The double-tracked guitar solo is great, especially when it cuts out and you immediately notice how sleek and energetic the production is. I’d argue you to down to the ground that it was wasted on Tiger B. Smith, because it’s only but one part of what makes this album such a loser’s achievement against the odds (Another is their publishing company name: ‘Heavy Music, BMI.’) “Can’t You Remember” is a quick bounce over the crappy’n’sappy “Anna Sheffield” and it is every inch “Virginia Plain”’s rock chick younger sister stripped of camp, class and charm, and wouldn’t you know it: Schmidt’s already crooning like Bryan Ferry with a sore throat backing Slade. You wish it were misspelled on purpose for working class street cred, but no dice, Noddy. Schmidt’s too busy roughly tearing outta his throat the classic throwaway line “You treat me so bad/I can hardly write my name” that is such a non-plussing, dummy line, it’s so first draft, it rocks. But not nearly as much so as when he bawls: 

“All day long
All night long
I love you so hard
There was blood all over my bed!!”

That is what I call totally uncalled for, disgusting, vulgar…AND outright hilarious, simultaneously. And when they throw in a tortured, strangulated beat-off supreme of a guitar solo, you begin to believe that they could probably even take the slow-burning eleganza of Roxy’s “Both Ends Burning” and reduce it to the level of a sonic Soho knee trembler.

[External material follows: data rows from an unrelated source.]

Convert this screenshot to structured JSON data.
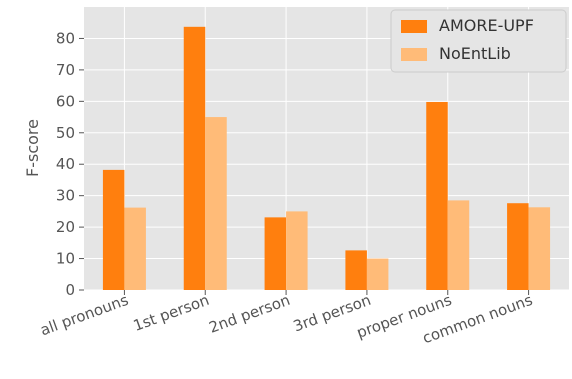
{
  "chart_data": {
    "type": "bar",
    "ylabel": "F-score",
    "xlabel": "",
    "ylim": [
      0,
      90
    ],
    "yticks": [
      0,
      10,
      20,
      30,
      40,
      50,
      60,
      70,
      80
    ],
    "grid": true,
    "legend_position": "top-right",
    "categories": [
      "all pronouns",
      "1st person",
      "2nd person",
      "3rd person",
      "proper nouns",
      "common nouns"
    ],
    "series": [
      {
        "name": "AMORE-UPF",
        "color": "#ff7f0e",
        "values": [
          38.2,
          83.7,
          23.1,
          12.6,
          59.8,
          27.6
        ]
      },
      {
        "name": "NoEntLib",
        "color": "#ffbb78",
        "values": [
          26.2,
          55.0,
          25.0,
          10.0,
          28.5,
          26.3
        ]
      }
    ]
  }
}
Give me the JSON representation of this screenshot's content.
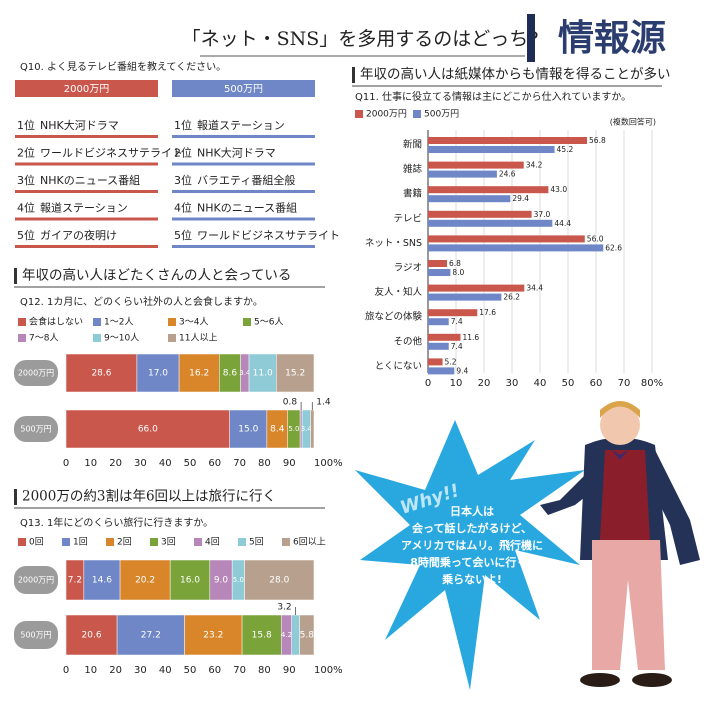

Tiger B. Smith, man: they really do as much a number on side two as they did those bed sheets. They then go for broke with the last two songs of the album, “Inside My Head” and “We’re The Tiger Bunch.” “Inside My Head” is like an amphetamine “Blockbuster” by The Sweet that gets sky-jacked mid-flight by The Osmonds “Crazy Horses.” It really is. Everything’s in attendance: the consistent, big-booted stomp drums of Karl Heinz Traut over Schmidt’s guitar, Klaus Meinhardt’s loping bass and a clumsy, corkscrewing synthesizer accent that bursts in. After every sung line of “See that tiger!/Crazy tiger!” there’s one of those “Weeoouuuee!” screech-outs, Hahahahahahaha. And the guitar’s reverb treatment becomes very apparent with all the middle break stop and starts, when it carries on into an aural bas-relief several feet wide. Oh, it’s crazy all right when “Weeooooouuuee!”s are applied over and over again by song’s end. To totally cap it off in fine style, they break into the title track, “We’re The Tiger Bunch.” No prizes for guessing it’s a total ‘we’re the top o’ the heap’ chest beater, but wait a minute, what’s this? It sounds nothing less than The MC5’s “Looking At You” off “Back In The USA” as Holger’s grizzle/growl informs us, the listener that “There’s no group like us around!” amongst The Smiths’ list of achievements. And I believe them, I truly do. Because when a Rachmusikpuppettgruppen like this goes THIS far, it’s truly distinctive. And ever better, it rocks up the kind of storm that had, by and large, cooled off for the moment by 1975.

Yes, they were for real.
Now repeat after me: “Weeeeeeooooooooooouuuee!”